Woodside once bustled with about 300 residents in the early 1900s when it was a water stop for steam engines. Now the town sits empty — of people, that is. Two free-range llamas come with the deal.
There’s a geyser, too, but it no longer shoots high after being jammed by vandals. Once, the cold-water spout shot up 75 feet and was a popular tourist attraction known as the Roadside Geyser. No entry fee required.
Even though the town has seen better days, real estate agent Mike Getzer said the property is full of potential for someone with an entrepreneurial, Wild West spirit.

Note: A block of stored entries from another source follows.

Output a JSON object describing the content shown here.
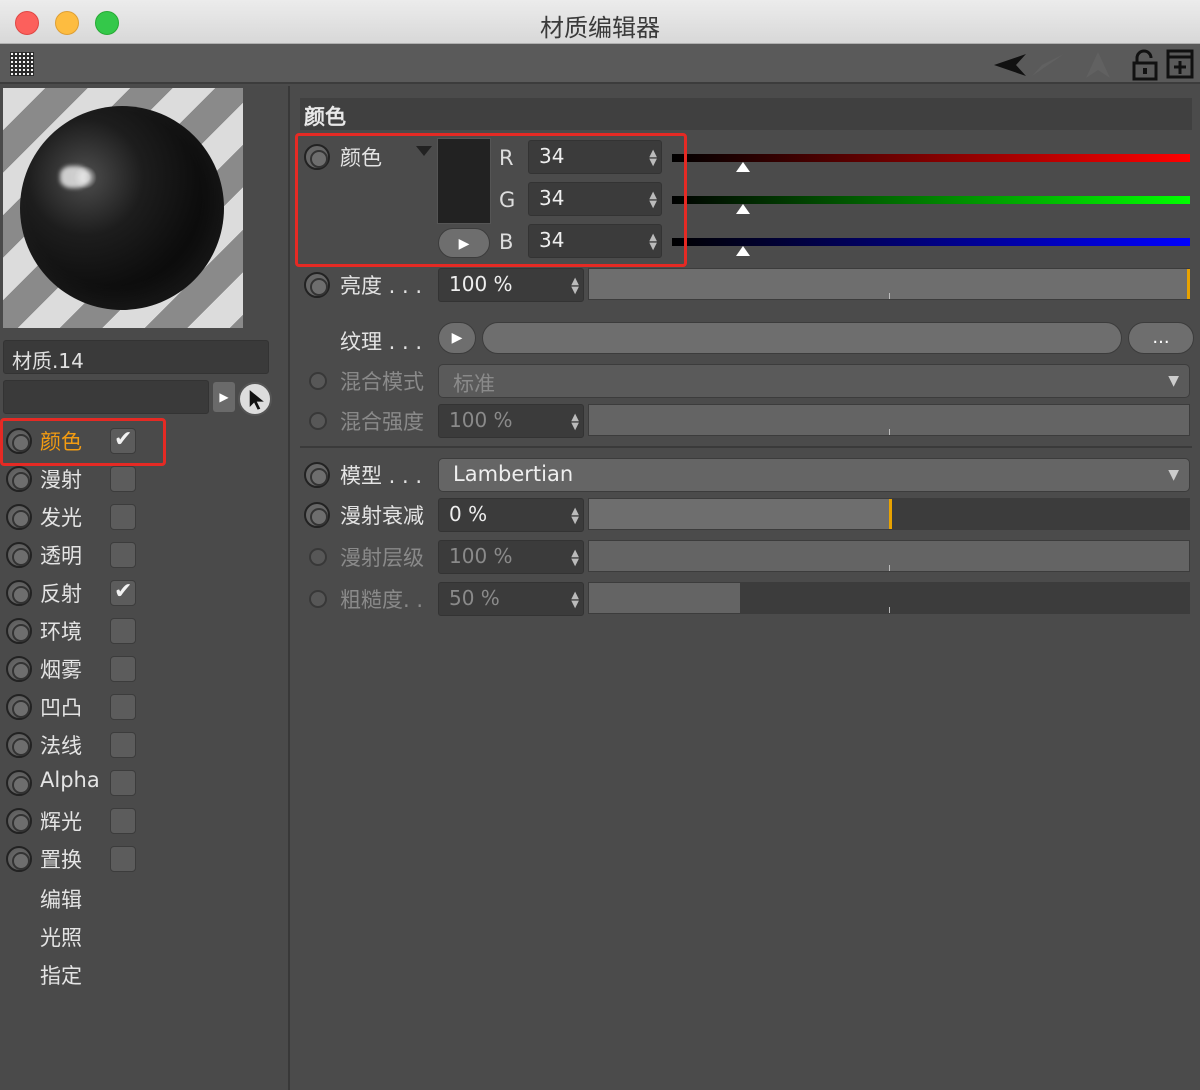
{
  "window": {
    "title": "材质编辑器"
  },
  "material": {
    "name": "材质.14"
  },
  "channels": [
    {
      "label": "颜色",
      "checked": true,
      "active": true
    },
    {
      "label": "漫射",
      "checked": false
    },
    {
      "label": "发光",
      "checked": false
    },
    {
      "label": "透明",
      "checked": false
    },
    {
      "label": "反射",
      "checked": true
    },
    {
      "label": "环境",
      "checked": false
    },
    {
      "label": "烟雾",
      "checked": false
    },
    {
      "label": "凹凸",
      "checked": false
    },
    {
      "label": "法线",
      "checked": false
    },
    {
      "label": "Alpha",
      "checked": false
    },
    {
      "label": "辉光",
      "checked": false
    },
    {
      "label": "置换",
      "checked": false
    }
  ],
  "extra_items": [
    "编辑",
    "光照",
    "指定"
  ],
  "color_section": {
    "header": "颜色",
    "color_label": "颜色",
    "swatch_color": "#222222",
    "r_label": "R",
    "r_value": "34",
    "g_label": "G",
    "g_value": "34",
    "b_label": "B",
    "b_value": "34",
    "brightness_label": "亮度 . . .",
    "brightness_value": "100 %",
    "texture_label": "纹理 . . .",
    "texture_more": "...",
    "blend_mode_label": "混合模式",
    "blend_mode_value": "标准",
    "blend_strength_label": "混合强度",
    "blend_strength_value": "100 %"
  },
  "model_section": {
    "model_label": "模型 . . .",
    "model_value": "Lambertian",
    "diffuse_falloff_label": "漫射衰减",
    "diffuse_falloff_value": "0 %",
    "diffuse_level_label": "漫射层级",
    "diffuse_level_value": "100 %",
    "roughness_label": "粗糙度. .",
    "roughness_value": "50 %"
  },
  "accent_colors": {
    "highlight": "#e52a24",
    "active_label": "#f39c12",
    "slider_marker": "#e8a200"
  }
}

“You can be the sheriff, the judge and executioner of your own town,” he joked. “You can be mayor. You can be whatever you wanted. It would be amazing.”
A service station also still stands on the property with a post office inside.
“You can be your own postmaster, too,” Mr. Metzger chuckled.
Woodside sits along Route 6 in Emery County, surrounded by the Book Cliffs — desert mountains given their name because of the area topography that looks like book shelves. The town itself is flat, surrounded by brush and bisected by the Price River.
It’s also a place with a legendary past. Historians believe Butch Cassidy and his gang once used the remote canyon country of the San Rafael Swell near Woodside as a hideout.
The town’s owner, Roy Pogue, 63, is selling it, in part, because he can’t take care of the land any more. He also said his wife “likes people, and we didn’t have neighbors out there.”
Mr. Pogue bought the property in 1990 from a doctor in Provo. He planned to farm and ranch on the land with the water rights that come with it. Instead, he found himself more often helping travelers whose vehicles broke down, so he refurbished the old service station and opened it for business. Because of its proximity to the tourist hub of Moab, about 80 miles south, he had plenty of people stopping by.
“Just being at that little station, for the years that I had it opened there’s no country in the whole world I never met people from,” he said.
Western ghost towns are the stuff of American folklore, and it’s not uncommon lately to see one up for sale.
In remote, southern Wyoming, Buford — population 1 — was sold at auction this year for $900,000, advertised as the smallest town in America.